YIELD: 1 salad
First, roast the butternut squash. To do this, pre-heat the oven to 425 degrees F while you peel and chop the squash into bite size cubes. Place the cubes on a sheet try lined with parchment paper. Toss the cubes in the oil and spices, Spread the cubes out so they each have plenty of space and are not overlapping. Roast the squash for 40-60 minutes or until they edges are slightly brown and toasty. Make sure the squash is still firm when pierced, so it does not fall apart when you mix up the salad. Cool to room temperature while you assemble the rest of the salad.
To assemble the salad, first add the kale to a large bowl and drizzle with oil. Massage the oil into the kale really well, making sure that every single piece is coated thoroughly. This step is very important, it will make the kale easier to chew and digest and allow you to have a more enjoyable eating experience. Set the kale aside for at least 15-20 min.
Next, top the kale with the chicken, cranberries, pecans, 4 oz of the roasted butternut squash and goat cheese. Drizzle with balsamic dressing and season well.
Toss all together and enjoy!
This salad 100% tastes like Thanksgiving. Let me tell you, if its Spring and your looking for some Holiday cheer, you just found it. I am a huge fan of "gobbler" sandwiches, you know, the one's where you take turkey, cranberry sauce, stuffing, mayo, put it all on a huge roll and go to town. This salad is reminiscent of that sandwich and gives you that same type of nostalgia.

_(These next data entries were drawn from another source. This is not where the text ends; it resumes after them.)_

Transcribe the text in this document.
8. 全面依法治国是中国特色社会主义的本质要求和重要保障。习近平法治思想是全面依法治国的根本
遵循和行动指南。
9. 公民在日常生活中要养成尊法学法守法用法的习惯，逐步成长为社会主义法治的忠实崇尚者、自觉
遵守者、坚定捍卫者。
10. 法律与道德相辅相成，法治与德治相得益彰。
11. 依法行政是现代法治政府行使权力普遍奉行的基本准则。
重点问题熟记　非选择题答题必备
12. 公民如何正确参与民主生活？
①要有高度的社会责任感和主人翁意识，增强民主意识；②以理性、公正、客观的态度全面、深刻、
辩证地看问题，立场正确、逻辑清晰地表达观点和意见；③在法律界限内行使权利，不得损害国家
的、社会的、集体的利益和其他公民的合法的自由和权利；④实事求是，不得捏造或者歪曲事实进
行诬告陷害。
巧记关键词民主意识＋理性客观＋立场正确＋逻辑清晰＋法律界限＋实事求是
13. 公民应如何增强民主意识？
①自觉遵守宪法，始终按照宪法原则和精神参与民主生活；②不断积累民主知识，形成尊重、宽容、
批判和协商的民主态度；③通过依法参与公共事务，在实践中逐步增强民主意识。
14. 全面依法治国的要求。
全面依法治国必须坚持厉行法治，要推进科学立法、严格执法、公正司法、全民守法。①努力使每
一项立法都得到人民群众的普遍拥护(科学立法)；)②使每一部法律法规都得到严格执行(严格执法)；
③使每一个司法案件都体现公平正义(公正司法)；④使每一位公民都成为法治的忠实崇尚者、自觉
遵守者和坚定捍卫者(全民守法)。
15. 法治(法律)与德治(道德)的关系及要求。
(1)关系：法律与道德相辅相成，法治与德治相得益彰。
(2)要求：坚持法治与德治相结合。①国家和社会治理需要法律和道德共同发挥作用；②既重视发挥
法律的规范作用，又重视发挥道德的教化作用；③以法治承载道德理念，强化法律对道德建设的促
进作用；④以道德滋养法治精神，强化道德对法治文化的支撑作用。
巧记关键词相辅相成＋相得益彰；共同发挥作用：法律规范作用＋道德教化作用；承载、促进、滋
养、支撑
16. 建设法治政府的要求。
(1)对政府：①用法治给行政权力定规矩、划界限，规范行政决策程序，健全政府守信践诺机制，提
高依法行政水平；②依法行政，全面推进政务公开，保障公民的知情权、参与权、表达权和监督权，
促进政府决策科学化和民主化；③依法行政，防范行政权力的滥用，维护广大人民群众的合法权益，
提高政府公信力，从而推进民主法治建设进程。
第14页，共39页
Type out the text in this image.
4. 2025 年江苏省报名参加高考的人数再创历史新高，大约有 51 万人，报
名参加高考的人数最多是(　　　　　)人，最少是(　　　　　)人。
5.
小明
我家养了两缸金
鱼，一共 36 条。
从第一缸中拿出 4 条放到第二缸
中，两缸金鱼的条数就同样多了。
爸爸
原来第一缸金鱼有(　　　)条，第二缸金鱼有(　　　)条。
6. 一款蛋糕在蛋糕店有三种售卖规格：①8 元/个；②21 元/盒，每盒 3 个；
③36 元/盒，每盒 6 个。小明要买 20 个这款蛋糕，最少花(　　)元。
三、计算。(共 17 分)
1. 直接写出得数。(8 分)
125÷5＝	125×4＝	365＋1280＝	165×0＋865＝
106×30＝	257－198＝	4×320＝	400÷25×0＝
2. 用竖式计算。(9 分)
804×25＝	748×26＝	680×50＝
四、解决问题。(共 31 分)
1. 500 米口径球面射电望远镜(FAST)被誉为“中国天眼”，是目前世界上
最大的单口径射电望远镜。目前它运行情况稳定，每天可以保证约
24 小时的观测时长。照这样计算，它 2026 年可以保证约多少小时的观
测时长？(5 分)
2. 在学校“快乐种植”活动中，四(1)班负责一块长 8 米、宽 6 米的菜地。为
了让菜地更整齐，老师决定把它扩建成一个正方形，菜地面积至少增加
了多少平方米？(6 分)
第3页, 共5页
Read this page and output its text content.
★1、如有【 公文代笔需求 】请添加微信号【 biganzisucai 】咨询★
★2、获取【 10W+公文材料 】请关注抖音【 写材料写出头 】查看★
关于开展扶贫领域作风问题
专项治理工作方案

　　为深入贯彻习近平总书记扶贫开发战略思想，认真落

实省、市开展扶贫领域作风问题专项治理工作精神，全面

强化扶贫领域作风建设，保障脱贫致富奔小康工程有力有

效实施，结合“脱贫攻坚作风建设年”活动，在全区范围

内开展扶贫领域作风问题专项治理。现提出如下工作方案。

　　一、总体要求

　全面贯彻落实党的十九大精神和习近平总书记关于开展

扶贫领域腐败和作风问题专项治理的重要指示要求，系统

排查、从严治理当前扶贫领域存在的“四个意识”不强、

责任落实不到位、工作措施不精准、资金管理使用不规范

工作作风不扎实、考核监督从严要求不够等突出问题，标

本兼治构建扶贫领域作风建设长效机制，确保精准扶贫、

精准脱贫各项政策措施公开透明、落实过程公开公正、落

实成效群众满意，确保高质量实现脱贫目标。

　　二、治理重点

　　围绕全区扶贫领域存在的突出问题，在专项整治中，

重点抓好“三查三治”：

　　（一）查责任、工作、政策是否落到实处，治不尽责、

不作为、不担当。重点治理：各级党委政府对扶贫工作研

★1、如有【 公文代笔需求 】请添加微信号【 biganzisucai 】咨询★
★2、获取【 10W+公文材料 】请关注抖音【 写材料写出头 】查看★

Kale have never been my absolute favorite of all the green salad bases, but once I discovered using the oil to make it more digestible, I have been adding it more and more into my salad rotation. Do not even get me started on butternut squash. Listen, I would take sweet potatoes over butternut squash any day, BUT roasted to taste like pumpkin pie??? Call me a convert.
I would say this salad is at least worth a try. You can easily sub out chicken for turkey, if you want that true Thanksgiving vibe. Or even leave the meat out all together is that's your thing. Most other veggies cannot even touch the nutrition benefits of butternut squash. Butternut squash is an excellent source of provitamin A carotenoids, vitamin C, B vitamins, potassium, magnesium, and manganese. So, eat that rainbow and add orange to your plate with this killer salad.